You could say the monkeys found her. More than three decades ago, Christelow learned the well-known “Five Little Monkeys Jumping on the Bed” and “Five Little Monkeys Sitting in a Tree” rhymes from her daughter, Heather, who was in kindergarten at the time.

“I was trying to be an illustrator of children’s books, and I took ‘Sitting in a Tree’ and did some illustrations for it,” she says. “They became part of my portfolio, but I didn’t want to use it as a whole book.”

But Christelow couldn’t quite get those singsong rhymes out of her head, and a decade later she found herself revisiting them.

“I was rooting around for an idea and I thought ‘Sitting on a Tree’ seemed like too violent a rhyme, so I decided to try putting ‘Jumping on the Bed’ into a book.” Realizing that the monkeys and their bed-hopping obsession needed context, she decided to set the scene at bedtime.

“The drawings were really what made the book work,” she says. “As I drew the monkeys, I got a sense of what each of their personalities would be.” She concluded the tale with a twist that had both grown-ups and kids smiling: mama monkey jumping on the bed. “I wanted to end it with the poor mama who’s been calling the doctor every five minutes. I thought it was a lot of fun, and parents thought it was a lot of fun, and kids thought it was a lot of fun, too.” In the end, the same rhymes Heather had learned as a child helped pay her college tuition.

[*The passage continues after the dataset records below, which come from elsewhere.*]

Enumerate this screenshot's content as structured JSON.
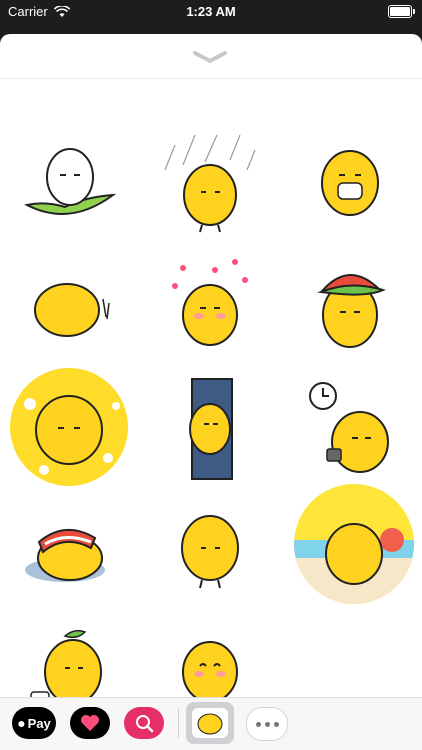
{
  "status_bar": {
    "carrier": "Carrier",
    "time": "1:23 AM"
  },
  "dock": {
    "apple_pay_label": "Pay",
    "more_label": "more"
  },
  "stickers": [
    {
      "name": "chick-on-leaf-sticker"
    },
    {
      "name": "chick-rain-sticker"
    },
    {
      "name": "chick-mask-sticker"
    },
    {
      "name": "chick-lying-sticker"
    },
    {
      "name": "chick-sparkles-sticker"
    },
    {
      "name": "chick-watermelon-hat-sticker"
    },
    {
      "name": "chick-cheese-sticker"
    },
    {
      "name": "chick-door-sticker"
    },
    {
      "name": "chick-clock-sticker"
    },
    {
      "name": "chick-sleeping-sticker"
    },
    {
      "name": "chick-standing-sticker"
    },
    {
      "name": "chick-beach-sticker"
    },
    {
      "name": "chick-luggage-sticker"
    },
    {
      "name": "chick-smile-sticker"
    }
  ]
}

As an undergraduate at Penn, Christelow was on her way to a career in architecture. But after several drawing and graphics classes, she ditched her protractor and went to work as a freelance photographer. Nearly a decade later, she found herself making frequent trips to the public library with then-toddler Heather. They would cart home picture books by the pile.

“I started thinking, ‘Well, maybe I could start drawing again,’ so I started with an alphabet book,” she recalls. “I learned a lot while drawing that because I didn’t have to worry about plot.” 

Her big break came on a trip to New York City in 1981. She and her husband had just moved back to the East Coast from California and they needed money: it was time to start translating her passion into income. Jim Giblin, an editor at Clarion Books (an imprint of Houghton Mifflin), agreed to buy Henry and the Red Stripes (1982) and option Mr. Murphy’s Marvelous Invention (1983). He’s been her editor ever since.

“It was fresh and funny,” Giblin says of Henry, which tells the story of a rabbit who de-camouflages himself with red stripes and is unable to hide when a fox comes along. (Don’t worry, there’s a happy ending.) “Eileen had a nice sense of humor, and there was an imaginative story there. She always comes up with unusual stories that also have a good plot.”

She’s also dabbled in non-fiction picture books, with titles that include What Do Authors Do? (1995) and What Do Illustrators Do? (1999). While appearing at schools during the 2000 presidential campaign season, Christelow was impressed by students’ interest in the election. She asked the teachers if there were any books they could use to talk about voting, and when they said there weren’t, she wrote her own. Vote! reveals the process and history of voting through a character whose mother is running for mayor. It first appeared in time for the 2004 presidential election, and was so successful that Clarion re-released it in February 2008.

Of the 25 picture books she’s created, Christelow counts Vote! as one of her best because it breezily breaks down sophisticated subject matter. “I enjoy using picture books as a format to explain complicated ideas,” she says. “Picture books have a real economy of words, and writing one is a lot like writing a poem: They’re short and they look really easy, but they’re not.” Vote! also exemplifies her insistence on treating children as equals, an approach that may explain why her books have earned accolades like Smithsonian Notable Book for Children, International Reading Association and Children’s Book Council Children’s Choice, and Reading Rainbow feature book. “I’m not trying to write for children specifically,” she says. “A lot of people make the mistake of thinking, ‘Oh, it’s for kids. It’s simple.’ I think that’s demeaning to kids. It’s also not what the best children’s literature is about.”